Pharmacists and pharmacy technicians to be able to supply naloxone without a prescription

The expanded access to take-home naloxone follows two government consultations carried out in 2021 and 2024, respectively.
Naloxone nasal spray stickers on display at Bathgate Fire Station in Scotland

The government has said it will “shortly update legislation” to allow pharmacists and pharmacy technicians to provide take-home supplies of naloxone without a prescription.

The Department of Health and Social Care (DHSC) confirmed on 14 May 2024 that more professionals in the UK will be able to supply the life-saving opioid overdose antidote for future use, following the second of two consultations on the issue.

In its response to the consultation, also published on 14 May 2024, the government set out a list of professionals who will be able to supply take-home naloxone without a prescription, including members of the armed forces, the police force, prison staff, probation officers and registered healthcare professionals (midwives, nurses, pharmacy professionals, nurses and paramedics).

The DHSC said that opioid-related deaths make up the largest proportion of drug-related deaths across the UK, with an average of 40 deaths per week.

The response added that opioids were involved in 73% of drug misuse deaths registered in England in 2022, 60% in Wales and 82% in Scotland.

Naloxone, which is injected into the outer thigh or upper arm, can almost immediately reverse the effects of an opioid overdose and prevent drug-related deaths by reversing breathing difficulties.

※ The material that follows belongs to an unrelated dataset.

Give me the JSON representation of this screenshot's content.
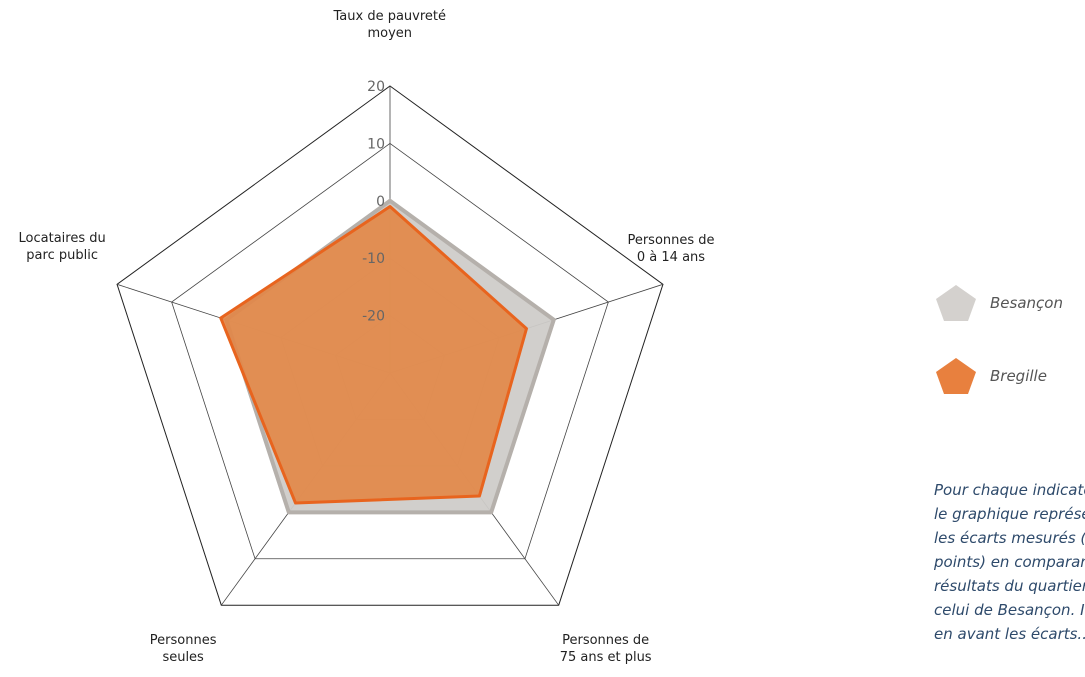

In August 2021, the government launched a consultation on expanding access to naloxone, proposing to enable pharmacists to supply naloxone without a prescription. This was followed by a second consultation, which opened in January 2024, proposing to amend legislation to allow supply by a wider group of services and professionals, including “registered pharmacy professionals”.

The government also proposed that mandatory training would be introduced for professionals intending to supply take-home naloxone without a prescription.

Commenting on the announcement, Alastair Buxton, director of NHS Services at Community Pharmacy England, said: “We welcome the government’s decision to press ahead with their proposed changes to the supply of naloxone, which we supported in our consultation response.

“This will make it easier to supply naloxone as part of locally-commissioned public health services, removing the need to use a [patient group direction] and the associated bureaucracy,” he added.

James Davies, director for England at the Royal Pharmaceutical Society, also welcomed the changes to naloxone access but added: “While this statutory instrument is a step in the right direction, we would welcome wider access being provided through pharmacies.”

From October 2023, a national service providing emergency supplies of naloxone from every community pharmacy in Scotland began, with take-home naloxone due to be available as a “later phase” of the same programme.

On 14 May 2024, NHS England published its ‘Ten-year strategic plan for the drug and alcohol treatment and recovery workforce 2024–2034‘.

The national workforce plan revealed that there are 22 specialist pharmacy professionals currently working in the sector in England.

It recommends that organisations providing drug and alcohol treatment services “should consider the many benefits of employing pharmacy professionals and the longer-term potential for return on investment”, and if they do not employ pharmacy professionals, they should “consider seeking sessional input or ad hoc expertise and advice from a pharmacist to enhance the MDT [multidisciplinary team] approach in their service”.

Last updated
The Pharmaceutical Journal, PJ, May 2024, Vol 312, No 7985;312(7985)::DOI:10.1211/PJ.2024.1.314411

1 comment

  • Stephen Gabell

    This is encouraging news given the devastation the opioid epidemic is causing. I've been able to supply naloxone in Ontario since I arrived in 2017, and uptake increased significantly once we were able to supply the nasal spray instead of the injection - in an emergency situation the fewer barriers to using a product the better.

    I would encourage pharmacy organizations to push for narcan nasal spray to be able to be supplied without a prescription, and to the widest possible population. Supplies to those on prescribed opioids should be seen as best practice.